The Bible describes God in masculine terms, using the designation “Father” and “He” to refer to God. However, “masculine” and “male” are two different things. A woman may have masculine tendencies but that does not make her a male. Likewise, God is described using masculine language, but that does not make him a male.
Because God is not human, he is neither male nor female. Male and female are categories that apply to humans and animals, not to God. They are distinctions based primarily on differences in our physical bodies and God does not have a physical body. This is why Genesis 1:27 says, “So God created man in his own image, in the image of God he created him; male and female he created them.” God’s image is equally reflected in males and females because he is neither male nor female.
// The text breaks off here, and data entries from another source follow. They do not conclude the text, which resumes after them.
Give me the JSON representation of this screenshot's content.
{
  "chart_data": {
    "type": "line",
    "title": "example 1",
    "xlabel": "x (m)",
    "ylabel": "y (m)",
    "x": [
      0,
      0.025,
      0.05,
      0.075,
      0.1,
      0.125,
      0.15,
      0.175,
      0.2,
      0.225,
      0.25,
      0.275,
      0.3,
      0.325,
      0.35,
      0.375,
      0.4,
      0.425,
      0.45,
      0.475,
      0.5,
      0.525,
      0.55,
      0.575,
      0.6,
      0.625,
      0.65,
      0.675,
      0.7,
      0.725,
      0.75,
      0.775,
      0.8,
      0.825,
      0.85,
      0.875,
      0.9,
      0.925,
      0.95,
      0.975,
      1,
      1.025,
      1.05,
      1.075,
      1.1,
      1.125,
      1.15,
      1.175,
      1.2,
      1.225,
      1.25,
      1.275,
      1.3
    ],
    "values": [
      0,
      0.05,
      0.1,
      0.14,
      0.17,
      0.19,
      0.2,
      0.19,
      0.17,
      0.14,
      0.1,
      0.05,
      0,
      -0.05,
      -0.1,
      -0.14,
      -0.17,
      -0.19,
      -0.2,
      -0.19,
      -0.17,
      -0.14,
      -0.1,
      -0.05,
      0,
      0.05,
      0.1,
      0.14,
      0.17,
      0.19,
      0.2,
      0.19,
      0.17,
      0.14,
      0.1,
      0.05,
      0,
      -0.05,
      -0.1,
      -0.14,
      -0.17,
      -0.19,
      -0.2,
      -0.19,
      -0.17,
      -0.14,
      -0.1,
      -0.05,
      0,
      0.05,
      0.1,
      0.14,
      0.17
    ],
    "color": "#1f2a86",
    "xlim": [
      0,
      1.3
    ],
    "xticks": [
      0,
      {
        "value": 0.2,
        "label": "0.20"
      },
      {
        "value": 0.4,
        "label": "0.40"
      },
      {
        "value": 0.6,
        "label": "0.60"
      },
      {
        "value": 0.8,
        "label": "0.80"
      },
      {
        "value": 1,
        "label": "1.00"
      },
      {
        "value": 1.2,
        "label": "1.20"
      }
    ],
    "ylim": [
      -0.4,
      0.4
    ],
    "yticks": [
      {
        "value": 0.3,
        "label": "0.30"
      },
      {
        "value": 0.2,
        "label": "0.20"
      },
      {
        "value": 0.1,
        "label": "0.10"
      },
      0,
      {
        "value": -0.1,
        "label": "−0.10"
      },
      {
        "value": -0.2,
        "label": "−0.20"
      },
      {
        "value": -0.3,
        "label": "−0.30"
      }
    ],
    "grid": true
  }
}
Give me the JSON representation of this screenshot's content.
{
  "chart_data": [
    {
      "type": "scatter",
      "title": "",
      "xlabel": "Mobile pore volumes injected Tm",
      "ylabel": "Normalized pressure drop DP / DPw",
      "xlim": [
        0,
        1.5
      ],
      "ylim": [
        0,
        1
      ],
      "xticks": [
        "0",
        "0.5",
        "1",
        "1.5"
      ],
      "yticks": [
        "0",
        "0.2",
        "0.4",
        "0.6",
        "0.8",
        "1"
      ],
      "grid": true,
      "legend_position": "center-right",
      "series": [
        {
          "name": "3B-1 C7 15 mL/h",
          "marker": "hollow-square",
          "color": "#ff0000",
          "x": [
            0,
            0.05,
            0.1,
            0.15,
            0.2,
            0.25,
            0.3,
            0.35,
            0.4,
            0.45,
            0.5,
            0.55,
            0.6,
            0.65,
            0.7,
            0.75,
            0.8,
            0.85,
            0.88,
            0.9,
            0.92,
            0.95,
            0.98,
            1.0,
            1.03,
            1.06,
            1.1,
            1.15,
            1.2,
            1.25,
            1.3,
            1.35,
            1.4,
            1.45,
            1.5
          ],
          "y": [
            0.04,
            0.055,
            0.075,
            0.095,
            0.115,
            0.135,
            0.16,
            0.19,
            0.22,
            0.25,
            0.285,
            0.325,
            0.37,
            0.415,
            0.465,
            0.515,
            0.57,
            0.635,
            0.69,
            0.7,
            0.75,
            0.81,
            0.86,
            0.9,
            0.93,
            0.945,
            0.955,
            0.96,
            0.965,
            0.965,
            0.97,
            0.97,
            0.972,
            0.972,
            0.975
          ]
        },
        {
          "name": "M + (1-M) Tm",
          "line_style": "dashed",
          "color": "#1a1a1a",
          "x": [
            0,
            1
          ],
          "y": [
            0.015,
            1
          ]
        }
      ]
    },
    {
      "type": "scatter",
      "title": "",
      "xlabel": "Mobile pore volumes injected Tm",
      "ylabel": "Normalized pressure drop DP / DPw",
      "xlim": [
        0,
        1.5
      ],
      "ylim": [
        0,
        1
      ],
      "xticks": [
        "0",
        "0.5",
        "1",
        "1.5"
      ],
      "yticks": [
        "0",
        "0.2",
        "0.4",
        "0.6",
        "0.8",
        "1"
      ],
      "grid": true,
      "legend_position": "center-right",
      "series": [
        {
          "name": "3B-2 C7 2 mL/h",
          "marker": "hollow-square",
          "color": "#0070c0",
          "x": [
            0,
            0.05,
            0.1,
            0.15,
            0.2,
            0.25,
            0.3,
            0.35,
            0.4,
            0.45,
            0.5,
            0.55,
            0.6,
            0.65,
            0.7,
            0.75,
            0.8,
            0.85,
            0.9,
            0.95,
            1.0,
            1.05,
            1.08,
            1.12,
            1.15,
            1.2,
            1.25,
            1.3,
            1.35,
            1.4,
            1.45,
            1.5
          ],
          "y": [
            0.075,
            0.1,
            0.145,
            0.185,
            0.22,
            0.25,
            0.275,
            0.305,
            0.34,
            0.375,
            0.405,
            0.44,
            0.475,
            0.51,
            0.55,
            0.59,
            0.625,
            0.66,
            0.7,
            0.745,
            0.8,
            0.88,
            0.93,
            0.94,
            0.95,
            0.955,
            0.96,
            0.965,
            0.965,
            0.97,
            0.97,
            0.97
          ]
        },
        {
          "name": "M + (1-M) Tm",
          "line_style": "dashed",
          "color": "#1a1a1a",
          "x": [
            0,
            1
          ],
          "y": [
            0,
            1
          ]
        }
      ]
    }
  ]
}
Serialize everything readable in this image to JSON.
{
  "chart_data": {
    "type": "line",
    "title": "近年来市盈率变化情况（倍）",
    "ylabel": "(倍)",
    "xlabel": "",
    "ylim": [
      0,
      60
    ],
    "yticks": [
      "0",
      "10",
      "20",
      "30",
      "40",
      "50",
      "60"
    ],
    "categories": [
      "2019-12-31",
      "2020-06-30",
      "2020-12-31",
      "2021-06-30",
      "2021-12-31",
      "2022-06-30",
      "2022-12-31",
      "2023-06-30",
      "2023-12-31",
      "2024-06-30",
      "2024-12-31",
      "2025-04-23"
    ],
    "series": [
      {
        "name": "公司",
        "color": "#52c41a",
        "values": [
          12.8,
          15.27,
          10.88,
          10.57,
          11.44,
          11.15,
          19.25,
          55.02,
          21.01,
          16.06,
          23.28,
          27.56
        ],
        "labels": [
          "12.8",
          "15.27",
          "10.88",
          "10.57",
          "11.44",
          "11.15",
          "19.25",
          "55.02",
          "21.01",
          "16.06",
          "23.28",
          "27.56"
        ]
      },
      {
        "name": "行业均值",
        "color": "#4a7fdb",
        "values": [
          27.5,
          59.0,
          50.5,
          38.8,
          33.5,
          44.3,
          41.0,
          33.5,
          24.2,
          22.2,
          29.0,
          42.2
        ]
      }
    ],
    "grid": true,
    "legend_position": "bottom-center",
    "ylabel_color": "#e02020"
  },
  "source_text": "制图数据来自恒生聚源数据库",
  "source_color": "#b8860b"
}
So while we say that God is described using masculine language, we do not think that He is a male.
But what about Jesus? Here the answer changes. When the Bible refers to God, it is usually referring to God the Father. So when I say that God is not male nor female, I mean that God the Father is not male or female. Jesus, however, in his human nature is very truly a male. And because his human nature and his divine nature are one, it is fair to say that God the Son is a male. However, this does not make God the Father or God the Spirit males anymore than Jesus being a human makes them human.
But how did Jesus become a male if God is not male? When the Holy Spirit came on Mary, he did not impregnate her in the way that men impregnate women. He formed Jesus within her womb, using her DNA as part of the process. But it is not as if Mary contributed the X chromosome and the Holy Spirit contributed the Y chromosome as if somehow the Holy Spirit was the male in the process. Rather, Jesus was created male just like Adam was created male. In order for Jesus to become human he must be either male or female and God the Father chose for Jesus to be incarnated as a male and so the Holy Spirit caused that to happen – just as happened when Adam was created as a male person apart from God contributing any DNA to the process.
I hope this helps clarify some of the questions raised by my statement that God is neither male nor female.